NowHere – in search for the utopian designer

AUTHOR
Professor Pelle Ehn

ABSTRACT

‘So the impact of UTOPIA is continuing to expand, and the idea that workers and their unions have an important role in the design of new technology is reaching a wider and wider audience. Today Scandinavia, tomorrow, perhaps, the rest of the world.’ This is a quote from an enthusiastic editorial published in MIT Technical Review in 1985. UTOPIA was one out of many projects starting in the 1970’s and shaping an approach to IT design, sometimes referred to as the ‘Scandinavian approach’. This development took place at the time when information technology stated to became ubiquitous in Scandinavian workplaces and paralleled major reforms in labour legislation concerning work environment and co-determination. Democracy at work, tools for skilled workers, and user participation in the design process, were key values espoused in shaping and in legitimising the approach. As the approach developed and got international recognition it became a major source of inspiration for and assimilated into the emerging general research field of participatory design.

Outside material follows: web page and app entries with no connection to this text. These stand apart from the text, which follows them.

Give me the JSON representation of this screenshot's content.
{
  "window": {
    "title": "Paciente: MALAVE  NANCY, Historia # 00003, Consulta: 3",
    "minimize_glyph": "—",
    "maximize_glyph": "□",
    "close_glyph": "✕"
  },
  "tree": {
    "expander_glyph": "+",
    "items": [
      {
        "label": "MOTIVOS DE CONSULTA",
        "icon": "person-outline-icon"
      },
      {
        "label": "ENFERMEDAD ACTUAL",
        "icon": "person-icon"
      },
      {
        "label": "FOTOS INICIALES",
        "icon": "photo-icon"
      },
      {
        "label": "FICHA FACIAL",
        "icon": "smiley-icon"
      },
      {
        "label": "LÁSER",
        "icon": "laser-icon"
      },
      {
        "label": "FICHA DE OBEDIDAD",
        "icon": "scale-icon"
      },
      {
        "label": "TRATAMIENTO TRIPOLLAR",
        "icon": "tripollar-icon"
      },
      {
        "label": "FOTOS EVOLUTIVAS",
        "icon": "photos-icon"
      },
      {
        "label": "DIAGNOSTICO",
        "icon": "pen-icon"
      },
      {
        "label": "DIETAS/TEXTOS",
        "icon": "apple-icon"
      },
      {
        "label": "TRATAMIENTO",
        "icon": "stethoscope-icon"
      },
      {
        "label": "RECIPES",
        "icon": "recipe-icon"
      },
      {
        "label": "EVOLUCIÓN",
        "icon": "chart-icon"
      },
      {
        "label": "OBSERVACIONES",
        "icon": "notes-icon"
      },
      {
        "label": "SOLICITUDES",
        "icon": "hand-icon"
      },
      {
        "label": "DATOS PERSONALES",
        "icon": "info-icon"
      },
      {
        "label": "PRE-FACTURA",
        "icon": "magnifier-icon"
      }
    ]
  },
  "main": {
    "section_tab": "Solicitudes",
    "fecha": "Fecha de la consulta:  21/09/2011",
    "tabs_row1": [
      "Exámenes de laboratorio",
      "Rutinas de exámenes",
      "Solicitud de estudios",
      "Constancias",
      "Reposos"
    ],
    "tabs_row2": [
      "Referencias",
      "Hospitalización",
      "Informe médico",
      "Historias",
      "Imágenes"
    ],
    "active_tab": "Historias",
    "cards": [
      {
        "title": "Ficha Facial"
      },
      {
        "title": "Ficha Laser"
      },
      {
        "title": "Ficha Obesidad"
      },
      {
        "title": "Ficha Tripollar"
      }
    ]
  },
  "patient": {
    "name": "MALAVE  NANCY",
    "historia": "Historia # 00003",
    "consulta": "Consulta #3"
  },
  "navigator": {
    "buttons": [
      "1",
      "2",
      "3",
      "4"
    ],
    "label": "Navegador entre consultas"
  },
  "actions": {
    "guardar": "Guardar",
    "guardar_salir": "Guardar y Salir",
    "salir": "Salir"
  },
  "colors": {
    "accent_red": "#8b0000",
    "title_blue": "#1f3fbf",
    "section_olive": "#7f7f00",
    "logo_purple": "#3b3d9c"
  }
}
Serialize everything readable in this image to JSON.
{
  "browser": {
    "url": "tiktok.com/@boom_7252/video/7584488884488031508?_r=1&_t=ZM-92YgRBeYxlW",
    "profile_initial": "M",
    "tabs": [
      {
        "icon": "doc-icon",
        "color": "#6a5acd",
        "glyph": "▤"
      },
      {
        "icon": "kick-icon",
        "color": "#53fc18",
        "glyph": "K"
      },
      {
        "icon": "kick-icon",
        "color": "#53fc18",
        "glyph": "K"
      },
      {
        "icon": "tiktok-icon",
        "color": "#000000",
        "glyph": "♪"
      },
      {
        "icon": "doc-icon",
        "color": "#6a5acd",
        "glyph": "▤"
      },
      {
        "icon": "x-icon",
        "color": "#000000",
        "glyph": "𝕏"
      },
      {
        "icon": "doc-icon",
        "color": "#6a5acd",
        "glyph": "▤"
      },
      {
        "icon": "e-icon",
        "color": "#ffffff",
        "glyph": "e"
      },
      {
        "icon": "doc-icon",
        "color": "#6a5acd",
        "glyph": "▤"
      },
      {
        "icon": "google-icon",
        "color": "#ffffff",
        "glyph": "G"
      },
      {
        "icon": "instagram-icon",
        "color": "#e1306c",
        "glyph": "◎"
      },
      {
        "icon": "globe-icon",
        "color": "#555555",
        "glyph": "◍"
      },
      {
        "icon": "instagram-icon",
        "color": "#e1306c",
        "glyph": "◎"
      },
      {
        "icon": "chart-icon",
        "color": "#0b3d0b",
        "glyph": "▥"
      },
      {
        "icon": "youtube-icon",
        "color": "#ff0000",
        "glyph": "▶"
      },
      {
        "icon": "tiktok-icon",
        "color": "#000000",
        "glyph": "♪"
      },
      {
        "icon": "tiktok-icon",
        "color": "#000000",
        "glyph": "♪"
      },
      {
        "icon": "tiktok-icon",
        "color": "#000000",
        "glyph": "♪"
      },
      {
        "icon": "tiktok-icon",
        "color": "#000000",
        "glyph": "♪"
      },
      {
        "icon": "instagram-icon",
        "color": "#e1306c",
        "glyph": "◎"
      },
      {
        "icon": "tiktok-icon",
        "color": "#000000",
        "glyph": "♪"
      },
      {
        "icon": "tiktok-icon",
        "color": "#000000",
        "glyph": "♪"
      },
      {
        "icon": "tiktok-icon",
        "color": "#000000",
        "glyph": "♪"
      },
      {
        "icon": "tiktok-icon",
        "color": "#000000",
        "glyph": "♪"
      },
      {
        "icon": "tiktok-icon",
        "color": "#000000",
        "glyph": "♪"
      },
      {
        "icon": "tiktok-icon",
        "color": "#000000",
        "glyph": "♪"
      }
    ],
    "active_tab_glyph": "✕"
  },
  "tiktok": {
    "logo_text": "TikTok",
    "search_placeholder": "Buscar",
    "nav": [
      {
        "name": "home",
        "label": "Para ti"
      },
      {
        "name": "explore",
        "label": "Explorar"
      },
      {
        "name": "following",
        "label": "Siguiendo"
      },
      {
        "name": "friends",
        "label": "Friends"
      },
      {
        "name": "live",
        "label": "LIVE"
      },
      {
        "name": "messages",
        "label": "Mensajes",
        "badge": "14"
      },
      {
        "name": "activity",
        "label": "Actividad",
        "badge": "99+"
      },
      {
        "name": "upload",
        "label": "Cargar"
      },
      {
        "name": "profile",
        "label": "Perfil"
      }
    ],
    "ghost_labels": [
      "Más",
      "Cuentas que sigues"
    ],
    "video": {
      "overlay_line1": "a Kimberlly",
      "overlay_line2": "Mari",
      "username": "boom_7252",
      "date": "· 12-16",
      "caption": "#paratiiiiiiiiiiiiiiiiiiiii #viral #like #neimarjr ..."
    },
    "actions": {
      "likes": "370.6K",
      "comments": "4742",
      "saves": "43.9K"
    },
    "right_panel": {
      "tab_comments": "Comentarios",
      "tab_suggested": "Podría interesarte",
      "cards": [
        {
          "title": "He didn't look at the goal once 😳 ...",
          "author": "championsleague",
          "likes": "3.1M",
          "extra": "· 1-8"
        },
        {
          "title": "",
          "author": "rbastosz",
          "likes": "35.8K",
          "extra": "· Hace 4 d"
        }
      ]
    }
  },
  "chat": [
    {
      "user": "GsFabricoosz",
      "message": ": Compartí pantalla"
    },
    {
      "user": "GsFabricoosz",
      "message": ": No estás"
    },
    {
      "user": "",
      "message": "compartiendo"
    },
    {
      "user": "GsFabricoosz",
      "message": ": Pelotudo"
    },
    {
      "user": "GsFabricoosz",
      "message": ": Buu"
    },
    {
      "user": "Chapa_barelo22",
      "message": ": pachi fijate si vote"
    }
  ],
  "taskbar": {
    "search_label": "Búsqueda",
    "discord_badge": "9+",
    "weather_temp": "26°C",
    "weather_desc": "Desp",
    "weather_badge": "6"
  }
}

When Thomas Moore in 1516 constructed the original vision of UTOPIA, he did so as a play of Greek words, making it mean both ‘a good place’ and a place that exists ‘no-where’. From this perspective I will reflect upon what became of the Scandinavian approach and its utopian designers. To what extent has UTOPIA become a ‘now-here’ as an existing reality? Have social and technical changes made the approach obsolete? Was it, in a market economy, possible to design sustainable information technology based on ‘soft’ values such as skills, democracy and participation? Were such values just espoused, legitimising the research approach but never part of real design in practice? And if the approach has survived, how does it look today – in research and in practice?

In reflecting upon these questions I will also put the Scandinavian approach and participatory design in a broader design historic perspective and look at the more general utopian design vision of moving towards a ‘digital Bauhaus’. This will also imply a reconsideration of the Aristotelian virtue of phronesis and what it in practice, beyond utopian dreams, may mean to carry out design as ‘anxious acts of political love’.